FACULTY MEMBER ALICE NOBLE
BOSTON COLLEGE LAW SCHOOL
(617) 893-8073 (cell)
As both a practicing attorney and as a legal educator, Noble’s career has been focused on issues of health law and policy. She is an expert on the Affordable Care Act and co-author of Health Care Reform: Law and Practice (M. Chirba, A. Noble, M. Maddigan; Lexis/Matthew Bender 2013), which provides a section by section analysis of statutory and regulatory compliance obligations under the Affordable Care Act. She holds a law degree from Villanova University School of Law and a master of public health degree from Harvard School of Public Health. Noble was a fellow in medical ethics at Harvard Medical School and a Senior Researcher at The American Society of Law, Medicine & Ethics. She has a number of peer-reviewed publications on topics such as genetic technology, law and ethics; medical malpractice; managed care; and hospital law. She is a contributor to the Health Affairs Blog and Health Law Professors Blog.

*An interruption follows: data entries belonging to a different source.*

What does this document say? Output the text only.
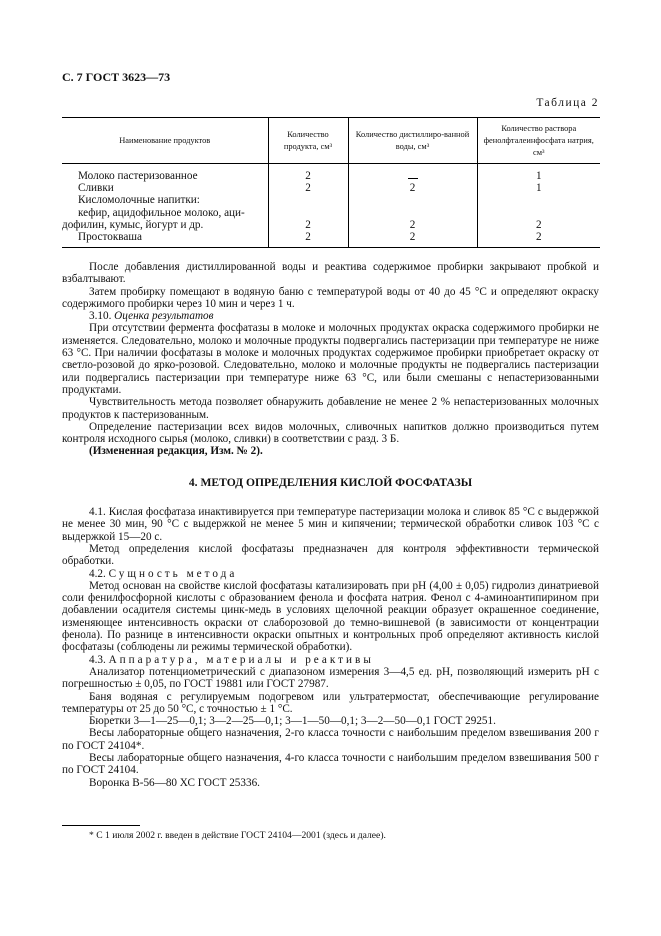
С. 7 ГОСТ 3623—73
Таблица 2
Наименование продуктов	Количество продукта, см³	Количество дистиллиро-ванной воды, см³	Количество раствора фенолфталеинфосфата натрия, см³
Молоко пастеризованное	2		1
Сливки	2	2	1

Кисломолочные напитки:
кефир, ацидофильное молоко, аци-
дофилин, кумыс, йогурт и др.	2	2	2
Простокваша	2	2	2

После добавления дистиллированной воды и реактива содержимое пробирки закрывают пробкой и взбалтывают.

Затем пробирку помещают в водяную баню с температурой воды от 40 до 45 °С и определяют окраску содержимого пробирки через 10 мин и через 1 ч.

3.10. Оценка результатов

При отсутствии фермента фосфатазы в молоке и молочных продуктах окраска содержимого пробирки не изменяется. Следовательно, молоко и молочные продукты подвергались пастеризации при температуре не ниже 63 °С. При наличии фосфатазы в молоке и молочных продуктах содержимое пробирки приобретает окраску от светло-розовой до ярко-розовой. Следовательно, молоко и молочные продукты не подвергались пастеризации или подвергались пастеризации при температуре ниже 63 °С, или были смешаны с непастеризованными продуктами.

Чувствительность метода позволяет обнаружить добавление не менее 2 % непастеризованных молочных продуктов к пастеризованным.

Определение пастеризации всех видов молочных, сливочных напитков должно производиться путем контроля исходного сырья (молоко, сливки) в соответствии с разд. 3 Б.

(Измененная редакция, Изм. № 2).

4. МЕТОД ОПРЕДЕЛЕНИЯ КИСЛОЙ ФОСФАТАЗЫ

4.1. Кислая фосфатаза инактивируется при температуре пастеризации молока и сливок 85 °С с выдержкой не менее 30 мин, 90 °С с выдержкой не менее 5 мин и кипячении; термической обработки сливок 103 °С с выдержкой 15—20 с.

Метод определения кислой фосфатазы предназначен для контроля эффективности термической обработки.

4.2. Сущность метода

Метод основан на свойстве кислой фосфатазы катализировать при pH (4,00 ± 0,05) гидролиз динатриевой соли фенилфосфорной кислоты с образованием фенола и фосфата натрия. Фенол с 4-аминоантипирином при добавлении осадителя системы цинк-медь в условиях щелочной реакции образует окрашенное соединение, изменяющее интенсивность окраски от слаборозовой до темно-вишневой (в зависимости от концентрации фенола). По разнице в интенсивности окраски опытных и контрольных проб определяют активность кислой фосфатазы (соблюдены ли режимы термической обработки).

4.3. Аппаратура, материалы и реактивы

Анализатор потенциометрический с диапазоном измерения 3—4,5 ед. pH, позволяющий измерить pH с погрешностью ± 0,05, по ГОСТ 19881 или ГОСТ 27987.

Баня водяная с регулируемым подогревом или ультратермостат, обеспечивающие регулирование температуры от 25 до 50 °С, с точностью ± 1 °С.

Бюретки 3—1—25—0,1; 3—2—25—0,1; 3—1—50—0,1; 3—2—50—0,1 ГОСТ 29251.

Весы лабораторные общего назначения, 2-го класса точности с наибольшим пределом взвешивания 200 г по ГОСТ 24104*.

Весы лабораторные общего назначения, 4-го класса точности с наибольшим пределом взвешивания 500 г по ГОСТ 24104.

Воронка В-56—80 ХС ГОСТ 25336.

* С 1 июля 2002 г. введен в действие ГОСТ 24104—2001 (здесь и далее).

It's the federal healthcare law that's been on the books since 2010, and this morning's hearing before the Supreme Court will go a long way in determining just how strong the Affordable Care Act remains. The high court will hear arguments pertaining to tax credits that help people in 37 states pay for health insurance. If those tax credits, or subsidies, are voided, millions would no longer be able to afford health insurance.
"Practically, the Court’s ruling may dismantle a major strategy for expanding and financing coverage in the individual market," says Boston College Law Lecturer Alice Noble, co-author of the book, Healthcare Reform: Law and Practice (2013), which examines the landmark federal healthcare law. “The need for health insurance by individuals without access to employment-based insurance was one of the central problems the ACA was intended to remedy. This lawsuit threatens to undermine any gains the ACA has made in this regard."
"The essential question is one of classic statutory interpretation," says Boston College Law Professor Mary Ann Chirba-Martin, J.D., D.Sc., M.P.H, co-author along with Noble in writing Healthcare Reform: Law and Practice. "May individuals who receive health insurance coverage through the federal exchange qualify for a subsidy, or did the ACA expressly limit subsidies to individuals who receive their health insurance through an exchange established by their particular state?"
Both Noble and Chirba-Martin say a win for the plaintiffs could have a devastating effect on the Affordable Care Act, given an estimated eight million people could no longer sign up for it.
"In addition to the impact on individuals needing subsidized coverage, there are also a number of spill-over effects to the dismantling of the federal exchange: Subsidies for individuals means increased business for providers," says Noble, an expert on health law and policy. "Without this new pool of 'customers,' health care professionals and hospitals will once again be caught between the need for financial viability and their ethical obligation to patients who cannot afford care. Major hospitals agreed to Medicaid and Medicare cuts with understanding that insurance expansion, due in large part to subsidies, would make up for that shortfall. They may be left with the shortfall and the historic problem of balancing budgets while also caring for uninsured and underinsured patients."
If the subsidies are no longer allowed in 37 states, healthcare providers are expected to lose billions of dollars.
"Insurers will also be facing pre-ACA problems," says Chirba-Martin. "The risk pool may be more diverse, since the likeliest to purchase coverage without subsidies will be those who need healthcare. Costs of individual coverage--and perhaps coverage in the large group market as well--are predicted to increase significantly."
A blow to affordable healthcare will also have far reaching ripple effects in the states affected.
"States may be faced with thousands of individuals losing insurance QUICKLY," says Noble. "Those individuals will still seek and will often get care. This will have an impact on state budgets as well."
"With a victory for the petitioners, the ACA will remain viable, but its effectiveness will be undermined," says Chirba-Martin. "Despite the passage of health reform, inequality in coverage will persist. The biggest hit will be to people who care but can no longer afford to get it, despite available mechanisms through the ACA to avert this result."